The most notable members of the Croatian branch of the House of Kušević born in the 18th century and later:
- Franjo Kušević (1700–1772) was a lawyer and a judge in Samobor and Zagreb. He significantly increased the family's estates by acquiring Trešćerovac and Trešćeno near Ozalj, and Gornja Švarča near Karlovac. He also became the leaseholder of the Samobor estate. He was the owner of the first domestically-owned factory. In 1750s, he established production of cloth in Ksaver (present-day part of Zagreb). His investment encouraged other noble families to invest in industry. Since 1959, the National and University Library in Zagreb keeps the Kušević library collected by Franjo and his grandson Josip.

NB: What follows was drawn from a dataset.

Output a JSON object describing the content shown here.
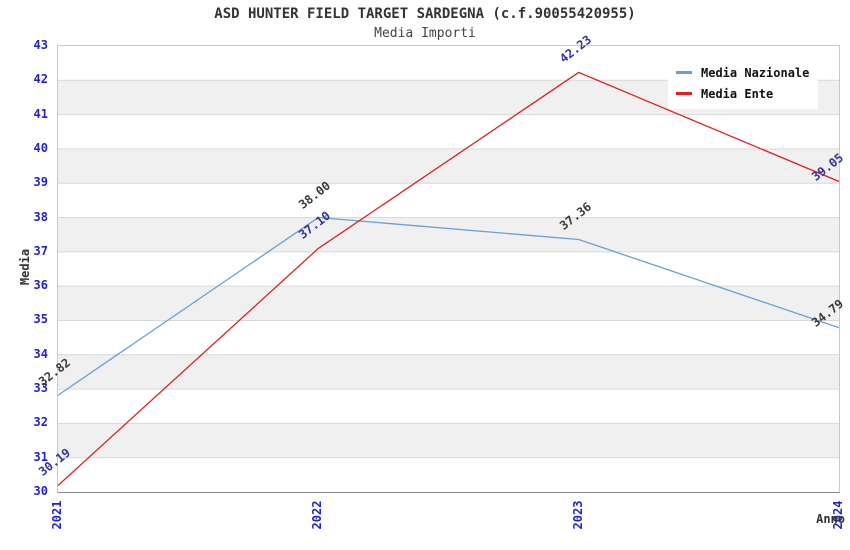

  - Sigismund Kušević (1720–1802) was a judge in Samobor and Zagreb.
    - Konstancija Justina Kušević (1774–1858) was the mother of poet Antun Mihanović, the author of the lyrics of Lijepa naša domovino.
    - Josip Kušević (1775–1846) was the prothonotary of the Habsburg Kingdom of Croatia and a member of the Croatian Parliament and the Diet of Hungary. He opposed introduction of Hungarian language as the official language in Croatia. He is known for De municipalibus iuribus et statutis regnorum Dalmatiae, Croatiae et Slavoniae – the work compiling and advocating the rights of Croatia to a special status within the Austrian Empire and the Kingdom of Hungary, i.e. the Croatian state right. His work influenced the Illyrian movement.
      - Milan Kušević (1807–1887) was an officer of the Imperial Austrian Army. He commanded the 27th Infantry Regiment in the rank of colonel, taking part in the suppression of the Revolution of 1848–1849 in the Hungarian region of Banat, earning the rank of major general. He was appointed a member of the judicial council of the Austria's Supreme Military Court in 1850–1851. In 1857, he became the Inhaber of the 77th Infantry Regiment. He received the Order of Leopold and the title of baron of Samobor. In 1865, he was appointed the Chancellor at the Croatian Court Chancellery. In 1869, he was promoted to the rank of the general of the artillery and retired. He was subsequently appointed the Inhaber of the 33rd Line Infantry Regiment.
        - Ivo Kušević (1837–1903) married Natalija Bužan of the House of Bužan, acquiring a manor in Vidovec near Varaždin.
      - Marcel Kušević (1809–1848) was an Imperial Austrian Army grenadier captain killed on the final day of the Five Days of Milan insurrection.
        - Hermina Ferić (1844–1923), born Hermina Kušević, was a sculptor trained by Anton Dominik Fernkorn. In 1907, she collaborated with sculptor Robert Frangeš-Mihanović.
        - Marcel Kušević (1848–1931) was a civil engineer. He graduated from the ETH Zurich in 1870. He took part in building of the Zagreb–Rijeka railway, leading the works between Moravice and Skrad. In 1874, he was hired to manage construction of railroad in Istria near Buzet. From 1876 he mostly worked in road construction, providing planning and design documents for more than 700 km of roads and four bridges. He retired to his estate in Mala Mlaka where he developed dairy production.
      - Aurel Kušević (1813–1895) graduated from the Faculty of Law, University of Zagreb in 1832 before being hired by the Croatian State Archives in 1840.He was elected a member of the council of nobility of the municipality of Turopolje in 1844, as a prominent supporter of the Croatian-Hungarian Party. He was dismissed from the state archive following accusations of supplying documents held in the archive to his political allies in 1848. He fled Croatia to Hungary, and shortly afterwards, his assets were seized. During his exile, the Hungarian government hired him in an advisory position. In 1849, Ban of Croatia Josip Jelačić approved his return to Croatia, and he was issued a certificate confirming he would not be prosecuted. In 1861–1875, he was an elected representative to the Croatian Parliament, and a member of the Diet of Hungary in 1868. He had a manor and a park built at the Mala Mlaka estate.
      - Valerije Kušević (?–1826)
    - Ladislav Kušević (1778–1860) held the command of the 37th Infantry Regiment of the Imperial Austrian Army in the rank of a colonel. He was promoted to the rank of Major General in 1837 and awarded the honorary rank of Lieutenant Field Marshal in 1844.
    - Katarina Amalija Kušević (1779–1835) was the grandmother of writer Ksaver Šandor Gjalski.